The thrill of solving a problem still hasn't gotten old for me. Maybe some of the juvenile bro-ish culture has, but the challenges are getting more and more exciting by the day. I'm experimenting with home automation and AWS lambda on my free time, dabbling in hardware.
Now, 6+ years later I have the title of Senior Software Engineer. I've been a lead, I've mentored other developers. I work from home, have the flexibility to live and travel anywhere I please. I couldn't ask for a better career. I've made it a point to learn as much about all the little things that graduate students like to lord over us non CS wielding engineers' heads. I can hold my own and I'm proud of the choices and dumb luck that got me here. To me it is an incredibly rewarding and creative endeavor and I'm still as curious to learn as I was when I started some 6-7 years ago.
I work full-time for adhocteam.us, a government contractor. I'm active on vets.gov and we're hiring.

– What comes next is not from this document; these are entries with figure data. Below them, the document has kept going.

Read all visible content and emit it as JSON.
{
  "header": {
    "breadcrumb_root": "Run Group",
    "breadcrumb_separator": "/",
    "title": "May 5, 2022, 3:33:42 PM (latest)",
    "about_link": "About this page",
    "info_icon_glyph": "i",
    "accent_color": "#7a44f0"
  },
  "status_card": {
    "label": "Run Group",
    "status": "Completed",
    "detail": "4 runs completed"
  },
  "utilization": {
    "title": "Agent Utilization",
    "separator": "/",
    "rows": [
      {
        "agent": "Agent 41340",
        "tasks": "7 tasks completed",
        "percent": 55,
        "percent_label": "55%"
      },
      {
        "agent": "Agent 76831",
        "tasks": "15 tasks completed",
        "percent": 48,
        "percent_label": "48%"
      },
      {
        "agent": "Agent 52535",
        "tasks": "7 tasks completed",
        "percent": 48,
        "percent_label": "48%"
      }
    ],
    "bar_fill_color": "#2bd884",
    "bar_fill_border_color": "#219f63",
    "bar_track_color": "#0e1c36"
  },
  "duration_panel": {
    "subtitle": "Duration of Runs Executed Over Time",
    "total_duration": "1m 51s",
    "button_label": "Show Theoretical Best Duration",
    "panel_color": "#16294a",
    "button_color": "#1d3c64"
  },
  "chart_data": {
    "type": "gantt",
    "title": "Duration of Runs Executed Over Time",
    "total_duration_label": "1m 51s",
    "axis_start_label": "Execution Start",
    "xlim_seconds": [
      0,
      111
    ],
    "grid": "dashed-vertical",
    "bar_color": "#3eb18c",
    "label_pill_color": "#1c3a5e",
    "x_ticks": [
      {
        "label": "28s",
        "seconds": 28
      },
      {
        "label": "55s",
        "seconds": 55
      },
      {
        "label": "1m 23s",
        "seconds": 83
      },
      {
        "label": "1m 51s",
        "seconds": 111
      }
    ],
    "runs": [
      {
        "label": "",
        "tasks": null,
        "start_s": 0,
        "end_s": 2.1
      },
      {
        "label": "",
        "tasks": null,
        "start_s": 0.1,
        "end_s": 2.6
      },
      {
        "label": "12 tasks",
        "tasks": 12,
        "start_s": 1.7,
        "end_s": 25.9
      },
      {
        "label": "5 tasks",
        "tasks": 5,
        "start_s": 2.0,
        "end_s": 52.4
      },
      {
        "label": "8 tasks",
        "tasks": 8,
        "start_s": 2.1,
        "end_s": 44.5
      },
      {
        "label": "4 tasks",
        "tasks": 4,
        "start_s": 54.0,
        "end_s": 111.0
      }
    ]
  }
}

Tag me on something you're proud of on Github and I'll take a peak, I'm saneshark on there too.
Buying and selling shares of companies, I work in a team of 10 and we manage roughly $10b (equivalent in USD).
Every day we will discuss new developments and how they affect our valuations for these businesses. These decisions are then factored into a portfolio model, which is then implemented by the dealer.
All in all, you have a lot of freedom, you aren't accountable for your time. I could be gone for the week and nobody would bat an eyelid, but the work is honestly so interesting you wouldn't squander your time like that.
Luckily there is still a lot of use from my old skill set, and I suspect there will be more as time goes on.